The Pearson correlation coefficient \(r\) measures the strength and direction of a linear association between two numerical variables.

Interpreting the Value of \(r\)

Note: VCAA uses the guideline: \(|r| \geq 0.75\) strong, \(0.5 \leq |r| < 0.75\) moderate, \(0.25 \leq |r| < 0.5\) weak, \(|r| < 0.25\) very weak/no association.

Key Properties

• \(r\) only measures linear association — a curved relationship may have \(r \approx 0\) even if the variables are strongly related
• \(r\) is symmetric: the correlation of \(x\) with \(y\) equals the correlation of \(y\) with \(x\)
• \(r\) is unitless — it doesn’t change if you change the scale of measurement
• Outliers can strongly influence \(r\)

Calculating \(r\) (CAS/Technology)

In VCE General Mathematics, \(r\) is calculated using a CAS calculator:

1. Enter data in two lists
2. Use LinReg or TwoVar stats
3. Read off \(r\) from the output

Example: If CAS gives \(r = 0.92\), this indicates a strong, positive linear association.
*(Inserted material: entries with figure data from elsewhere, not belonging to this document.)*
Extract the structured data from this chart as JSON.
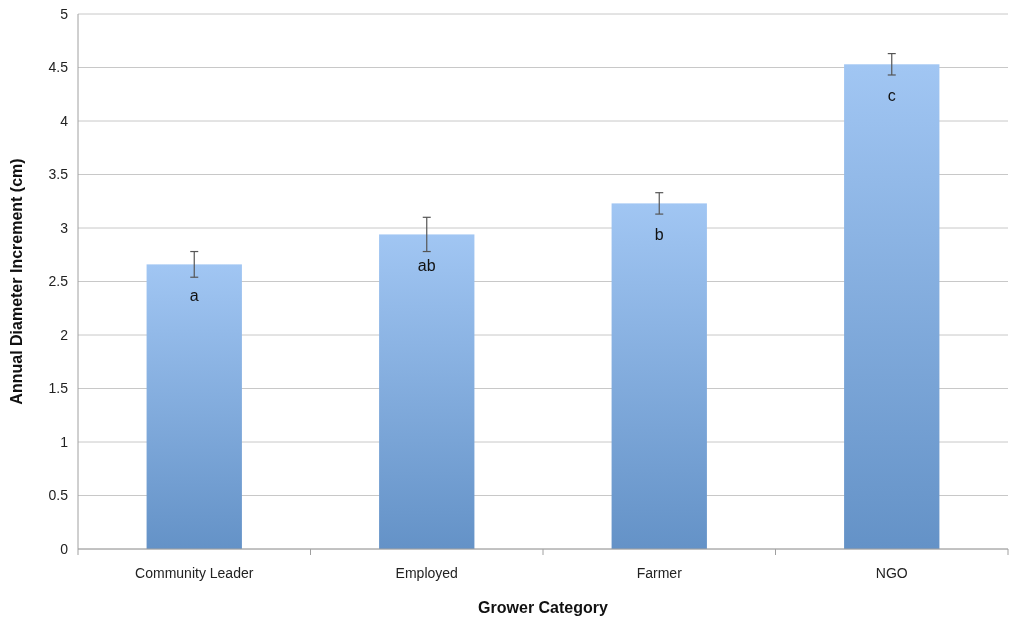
{
  "chart_data": {
    "type": "bar",
    "xlabel": "Grower Category",
    "ylabel": "Annual Diameter Increment (cm)",
    "categories": [
      "Community Leader",
      "Employed",
      "Farmer",
      "NGO"
    ],
    "values": [
      2.66,
      2.94,
      3.23,
      4.53
    ],
    "errors": [
      0.12,
      0.16,
      0.1,
      0.1
    ],
    "color": "#78aeee",
    "ylim": [
      0,
      5
    ],
    "yticks": [
      0,
      0.5,
      1,
      1.5,
      2,
      2.5,
      3,
      3.5,
      4,
      4.5,
      5
    ],
    "grid": "y",
    "annotations": [
      "a",
      "ab",
      "b",
      "c"
    ]
  }
}
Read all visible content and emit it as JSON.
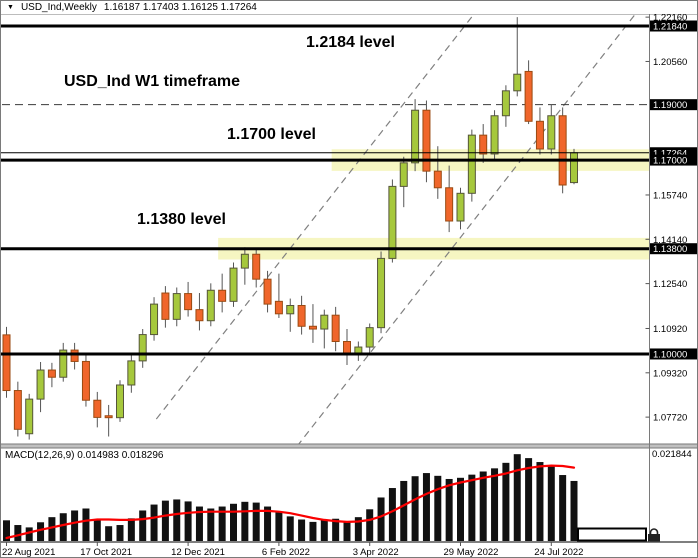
{
  "window": {
    "symbol": "USD_Ind,Weekly",
    "ohlc_line": "1.16187 1.17403 1.16125 1.17264",
    "collapse_icon": "▼"
  },
  "annotations": {
    "level_12184": "1.2184 level",
    "timeframe": "USD_Ind W1 timeframe",
    "level_11700": "1.1700 level",
    "level_11380": "1.1380 level"
  },
  "indicator": {
    "label_full": "MACD(12,26,9) 0.014983 0.018296",
    "max_level_label": "0.021844"
  },
  "colors": {
    "bull_fill": "#A6C83C",
    "bull_border": "#55553A",
    "bear_fill": "#F0662B",
    "bear_border": "#9A4A12",
    "wick": "#555555",
    "level_line": "#000000",
    "dashed_level": "#3a3a3a",
    "trendline": "#808080",
    "band_fill": "#F6F6C2",
    "histogram": "#111111",
    "signal_line": "#FA0000",
    "axis_text": "#000000",
    "axis_label_highlight_bg": "#000000",
    "axis_label_highlight_fg": "#ffffff",
    "frame": "#7a7a7a",
    "separator_fill": "#c0c0c0"
  },
  "chart_data": {
    "type": "candlestick",
    "title": "USD_Ind Weekly (W1)",
    "ylim": [
      1.07,
      1.223
    ],
    "grid": false,
    "x_tick_labels": [
      {
        "index": 0,
        "label": "22 Aug 2021"
      },
      {
        "index": 8,
        "label": "17 Oct 2021"
      },
      {
        "index": 16,
        "label": "12 Dec 2021"
      },
      {
        "index": 24,
        "label": "6 Feb 2022"
      },
      {
        "index": 32,
        "label": "3 Apr 2022"
      },
      {
        "index": 40,
        "label": "29 May 2022"
      },
      {
        "index": 48,
        "label": "24 Jul 2022"
      }
    ],
    "y_axis_labels": [
      {
        "text": "1.22160",
        "price": 1.2216,
        "highlighted": false
      },
      {
        "text": "1.21840",
        "price": 1.2184,
        "highlighted": true
      },
      {
        "text": "1.20560",
        "price": 1.2056,
        "highlighted": false
      },
      {
        "text": "1.19000",
        "price": 1.19,
        "highlighted": true
      },
      {
        "text": "1.17264",
        "price": 1.17264,
        "highlighted": true
      },
      {
        "text": "1.17000",
        "price": 1.17,
        "highlighted": true
      },
      {
        "text": "1.15740",
        "price": 1.1574,
        "highlighted": false
      },
      {
        "text": "1.14140",
        "price": 1.1414,
        "highlighted": false
      },
      {
        "text": "1.13800",
        "price": 1.138,
        "highlighted": true
      },
      {
        "text": "1.12540",
        "price": 1.1254,
        "highlighted": false
      },
      {
        "text": "1.10920",
        "price": 1.1092,
        "highlighted": false
      },
      {
        "text": "1.10000",
        "price": 1.1,
        "highlighted": true
      },
      {
        "text": "1.09320",
        "price": 1.0932,
        "highlighted": false
      },
      {
        "text": "1.07720",
        "price": 1.0772,
        "highlighted": false
      }
    ],
    "horizontal_levels": {
      "solid_thick": [
        1.2184,
        1.17,
        1.138,
        1.1
      ],
      "dashed": [
        1.19
      ],
      "current_price": 1.17264
    },
    "highlight_bands": [
      {
        "level": 1.17,
        "half_width": 0.0039,
        "start_index": 29
      },
      {
        "level": 1.138,
        "half_width": 0.0039,
        "start_index": 19
      }
    ],
    "trendlines": [
      {
        "from_index": 13.2,
        "from_price": 1.0765,
        "to_index": 41.4,
        "to_price": 1.2238
      },
      {
        "from_index": 25.6,
        "from_price": 1.0667,
        "to_index": 56.3,
        "to_price": 1.2274
      }
    ],
    "current_bar_ohlc": {
      "open": 1.16187,
      "high": 1.17403,
      "low": 1.16125,
      "close": 1.17264
    },
    "candle_columns": [
      "open",
      "high",
      "low",
      "close"
    ],
    "candles": [
      [
        1.1069,
        1.1098,
        1.0842,
        1.0868
      ],
      [
        1.0868,
        1.09,
        1.0702,
        1.0728
      ],
      [
        1.0712,
        1.0856,
        1.0691,
        1.0837
      ],
      [
        1.0837,
        1.0971,
        1.079,
        1.0942
      ],
      [
        1.0942,
        1.0968,
        1.088,
        1.0916
      ],
      [
        1.0916,
        1.104,
        1.09,
        1.1014
      ],
      [
        1.1014,
        1.104,
        1.0944,
        1.0973
      ],
      [
        1.0973,
        1.0995,
        1.081,
        1.0833
      ],
      [
        1.0833,
        1.0863,
        1.0735,
        1.0771
      ],
      [
        1.0777,
        1.0816,
        1.0702,
        1.077
      ],
      [
        1.077,
        1.0905,
        1.0755,
        1.0888
      ],
      [
        1.0888,
        1.0998,
        1.086,
        1.0975
      ],
      [
        1.0975,
        1.109,
        1.095,
        1.107
      ],
      [
        1.107,
        1.1205,
        1.1048,
        1.118
      ],
      [
        1.122,
        1.1245,
        1.1095,
        1.1125
      ],
      [
        1.1125,
        1.124,
        1.11,
        1.1218
      ],
      [
        1.1218,
        1.126,
        1.1135,
        1.116
      ],
      [
        1.116,
        1.122,
        1.1085,
        1.112
      ],
      [
        1.112,
        1.1255,
        1.11,
        1.123
      ],
      [
        1.123,
        1.129,
        1.115,
        1.119
      ],
      [
        1.119,
        1.133,
        1.117,
        1.131
      ],
      [
        1.131,
        1.1385,
        1.125,
        1.136
      ],
      [
        1.136,
        1.1382,
        1.124,
        1.127
      ],
      [
        1.127,
        1.13,
        1.115,
        1.118
      ],
      [
        1.119,
        1.129,
        1.113,
        1.1145
      ],
      [
        1.1145,
        1.12,
        1.108,
        1.1175
      ],
      [
        1.1175,
        1.121,
        1.107,
        1.11
      ],
      [
        1.11,
        1.118,
        1.104,
        1.109
      ],
      [
        1.109,
        1.116,
        1.102,
        1.114
      ],
      [
        1.114,
        1.117,
        1.101,
        1.1045
      ],
      [
        1.1045,
        1.109,
        1.096,
        1.1
      ],
      [
        1.1,
        1.1045,
        1.0975,
        1.1025
      ],
      [
        1.1025,
        1.111,
        1.0995,
        1.1095
      ],
      [
        1.1095,
        1.137,
        1.1075,
        1.1345
      ],
      [
        1.1345,
        1.163,
        1.133,
        1.1605
      ],
      [
        1.1605,
        1.1712,
        1.153,
        1.169
      ],
      [
        1.169,
        1.192,
        1.166,
        1.188
      ],
      [
        1.188,
        1.1915,
        1.162,
        1.166
      ],
      [
        1.166,
        1.175,
        1.156,
        1.16
      ],
      [
        1.16,
        1.168,
        1.144,
        1.148
      ],
      [
        1.148,
        1.16,
        1.145,
        1.158
      ],
      [
        1.158,
        1.181,
        1.155,
        1.179
      ],
      [
        1.179,
        1.183,
        1.169,
        1.1722
      ],
      [
        1.1722,
        1.188,
        1.17,
        1.186
      ],
      [
        1.186,
        1.197,
        1.182,
        1.195
      ],
      [
        1.195,
        1.2216,
        1.193,
        1.201
      ],
      [
        1.202,
        1.206,
        1.183,
        1.184
      ],
      [
        1.184,
        1.189,
        1.172,
        1.174
      ],
      [
        1.174,
        1.19,
        1.172,
        1.186
      ],
      [
        1.186,
        1.189,
        1.158,
        1.161
      ],
      [
        1.16187,
        1.17403,
        1.16125,
        1.17264
      ]
    ],
    "macd": {
      "name": "MACD(12,26,9)",
      "macd_value": 0.014983,
      "signal_value": 0.018296,
      "max_level": 0.021844,
      "histogram": [
        0.005,
        0.0038,
        0.0032,
        0.0045,
        0.0058,
        0.0068,
        0.0075,
        0.008,
        0.0052,
        0.0035,
        0.0038,
        0.0055,
        0.0075,
        0.009,
        0.01,
        0.0103,
        0.0098,
        0.0085,
        0.008,
        0.0085,
        0.0092,
        0.0097,
        0.0095,
        0.0085,
        0.0072,
        0.006,
        0.0052,
        0.0046,
        0.005,
        0.0054,
        0.0048,
        0.0058,
        0.0078,
        0.0108,
        0.0132,
        0.015,
        0.0162,
        0.017,
        0.0163,
        0.0155,
        0.0158,
        0.0166,
        0.0174,
        0.0182,
        0.0196,
        0.0218,
        0.0208,
        0.0198,
        0.019,
        0.0165,
        0.015
      ],
      "signal": [
        0.0005,
        0.0012,
        0.0019,
        0.0026,
        0.0032,
        0.0038,
        0.0044,
        0.0049,
        0.0052,
        0.0052,
        0.0051,
        0.0051,
        0.0053,
        0.0057,
        0.0062,
        0.0066,
        0.0069,
        0.0071,
        0.0072,
        0.0072,
        0.0072,
        0.0073,
        0.0074,
        0.0074,
        0.0072,
        0.0068,
        0.0062,
        0.0056,
        0.0051,
        0.0048,
        0.0046,
        0.0047,
        0.0051,
        0.006,
        0.0073,
        0.0088,
        0.0103,
        0.0117,
        0.0129,
        0.0139,
        0.0146,
        0.0152,
        0.0158,
        0.0163,
        0.0169,
        0.0177,
        0.0183,
        0.0187,
        0.0189,
        0.0188,
        0.0184
      ]
    }
  }
}
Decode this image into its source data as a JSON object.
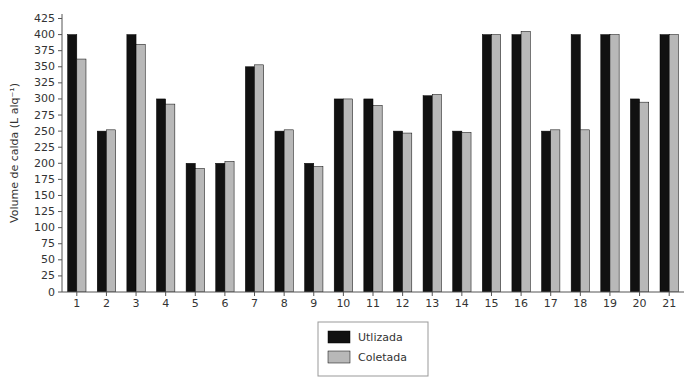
{
  "chart_data": {
    "type": "bar",
    "categories": [
      1,
      2,
      3,
      4,
      5,
      6,
      7,
      8,
      9,
      10,
      11,
      12,
      13,
      14,
      15,
      16,
      17,
      18,
      19,
      20,
      21
    ],
    "series": [
      {
        "name": "Utlizada",
        "color": "#111111",
        "values": [
          400,
          250,
          400,
          300,
          200,
          200,
          350,
          250,
          200,
          300,
          300,
          250,
          305,
          250,
          400,
          400,
          250,
          400,
          400,
          300,
          400
        ]
      },
      {
        "name": "Coletada",
        "color": "#b8b8b8",
        "values": [
          362,
          252,
          385,
          292,
          192,
          203,
          353,
          252,
          195,
          300,
          290,
          247,
          307,
          248,
          400,
          405,
          252,
          252,
          400,
          295,
          400
        ]
      }
    ],
    "ylabel": "Volume de calda (L alq⁻¹)",
    "ylim": [
      0,
      432
    ],
    "yticks": [
      0,
      25,
      50,
      75,
      100,
      125,
      150,
      175,
      200,
      225,
      250,
      275,
      300,
      325,
      350,
      375,
      400,
      425
    ],
    "grid": false,
    "legend": "bottom"
  }
}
\(r^2\) — The Coefficient of Determination

\(r^2\) gives the proportion of variation in \(y\) that is explained by the linear relationship with \(x\).

EXAM TIP: VCAA often asks for both \(r\) and \(r^2\) and their interpretation. Always express \(r^2\) as a percentage and link it to the context. E.g. “81% of the variation in exam scores is explained by the linear relationship with hours studied.”

Correlation vs Causation

A high value of \(|r|\) tells us there is a strong association — it does not tell us that \(x\) causes \(y\). There may be:
- A lurking variable affecting both
- Pure coincidence

KEY TAKEAWAY: \(r\) measures the strength of a linear association. It cannot be used to conclude causation, and it cannot detect non-linear relationships.

COMMON MISTAKE: Stating \(r = 0.85\) means “85% of the data follows the linear pattern.” The correct interpretation uses \(r^2\): \(r^2 = 0.72\) means 72% of variation in \(y\) is explained by \(x\).